At this point, I want to say that I'm not quite sure as to what I'm exactly trying to achieve with this post except to show some awareness. Awareness that yes - some incredibly remarkable and positive actions have resulted due to the thoughtful use of social media but negative impacts can also occur even with the most kindest and harmless of intentions.
Further, I don't want to sound ignorant to the fact that if I have these reservations and concerns then why do I even bother to post anything? The answer to that is, we have seen the positive ways that these incredible new technologies can be used and how they've helped others achieve amazing things. We could probably say that the Internet has had a lead role in guiding us on our own journey to where we are now and has helped us acquire so much new knowledge. The possibility to search for anything and connect with virtually anyone on the planet at anytime is extraordinary and we also want to be part of this evolution. As I said in the beginning - I am eager to share, share more than I have been and not just the serious hard work but fun stuff too. But we want to be mindful as well. We'll see how things go from now on. Besides this inner analysis that goes through my head, the time factor (and motivation) stops me often too.

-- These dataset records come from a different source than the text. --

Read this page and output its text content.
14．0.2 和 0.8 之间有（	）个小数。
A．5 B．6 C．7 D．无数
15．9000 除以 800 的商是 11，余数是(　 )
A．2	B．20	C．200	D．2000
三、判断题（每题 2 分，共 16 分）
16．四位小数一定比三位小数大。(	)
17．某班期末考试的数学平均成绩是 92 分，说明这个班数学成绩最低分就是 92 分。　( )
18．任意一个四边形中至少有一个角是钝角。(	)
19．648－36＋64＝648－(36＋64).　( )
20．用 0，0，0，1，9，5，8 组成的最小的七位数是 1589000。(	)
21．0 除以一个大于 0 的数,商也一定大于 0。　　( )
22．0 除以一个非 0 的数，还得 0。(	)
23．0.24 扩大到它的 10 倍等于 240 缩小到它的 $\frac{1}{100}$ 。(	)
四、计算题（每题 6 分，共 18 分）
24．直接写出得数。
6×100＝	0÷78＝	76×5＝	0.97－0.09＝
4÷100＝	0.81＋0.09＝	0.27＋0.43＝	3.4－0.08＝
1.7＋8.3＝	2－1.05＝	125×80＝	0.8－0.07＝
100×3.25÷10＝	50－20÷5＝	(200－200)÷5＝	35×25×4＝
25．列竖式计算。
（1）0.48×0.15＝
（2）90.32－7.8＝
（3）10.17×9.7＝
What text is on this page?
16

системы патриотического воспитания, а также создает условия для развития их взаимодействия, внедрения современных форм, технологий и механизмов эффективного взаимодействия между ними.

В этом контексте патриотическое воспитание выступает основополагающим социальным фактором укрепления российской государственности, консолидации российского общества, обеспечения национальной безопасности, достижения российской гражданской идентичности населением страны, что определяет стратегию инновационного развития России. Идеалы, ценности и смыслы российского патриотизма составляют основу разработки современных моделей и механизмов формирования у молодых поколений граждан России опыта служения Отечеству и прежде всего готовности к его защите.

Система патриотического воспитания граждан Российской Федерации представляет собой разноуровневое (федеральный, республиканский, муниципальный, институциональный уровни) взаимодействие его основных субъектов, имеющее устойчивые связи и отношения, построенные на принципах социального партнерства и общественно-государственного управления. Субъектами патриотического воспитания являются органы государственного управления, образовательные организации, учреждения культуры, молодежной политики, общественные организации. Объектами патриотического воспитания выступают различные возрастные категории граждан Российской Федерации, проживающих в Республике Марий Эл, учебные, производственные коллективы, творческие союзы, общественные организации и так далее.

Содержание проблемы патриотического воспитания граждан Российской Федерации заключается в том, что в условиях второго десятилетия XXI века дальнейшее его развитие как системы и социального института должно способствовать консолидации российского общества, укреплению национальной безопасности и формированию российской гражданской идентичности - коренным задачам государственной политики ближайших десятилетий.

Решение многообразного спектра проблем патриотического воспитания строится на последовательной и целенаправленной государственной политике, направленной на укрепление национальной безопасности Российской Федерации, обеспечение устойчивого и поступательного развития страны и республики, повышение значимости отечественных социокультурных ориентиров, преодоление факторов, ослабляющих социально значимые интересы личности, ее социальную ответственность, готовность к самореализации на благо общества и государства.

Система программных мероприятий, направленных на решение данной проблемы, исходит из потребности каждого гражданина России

I hope I'm making some sense here. Either way, even if all this explanation seems totally unnecessary, I just wanted to share these thoughts before venturing further into this whole social media dimension experiment. It's all being figured out as we go along and I think it makes me feel a bit more comfortable just acknowledging my discomfort rather then avoiding it and just aimlessly posting content. I mean, we have a very particular goal and vision in mind, besides our striving to achieve an alternative lifestyle, we are also in the process of designing our own business. Hence there is very deliberate information that we'll be sharing but as we're talking about an alternative lifestyle in general - it could appear a bit aimless sometimes.
Lastly, I'm also curious to what other project makers are thinking in regards to this topic while raising a family and sharing photos and info of their progress on social media. You can kinda tell some people are more private then others but for me, I'd rather lay out our feelings on it directly so I can proceed with sharing in our way and you can understand our boundaries however they may turn out to be after this whole rant!
To close, finally(!), I'm going to go against my usual behaviour and post a picture of our family with all of us facing the camera. Here we are, the four of us, the first time altogether at our land last July :)
We can't wait to get back up there again soon. We also look forward to the whole journey ahead and sharing it as humbly as we can with anyone that may be glancing our way.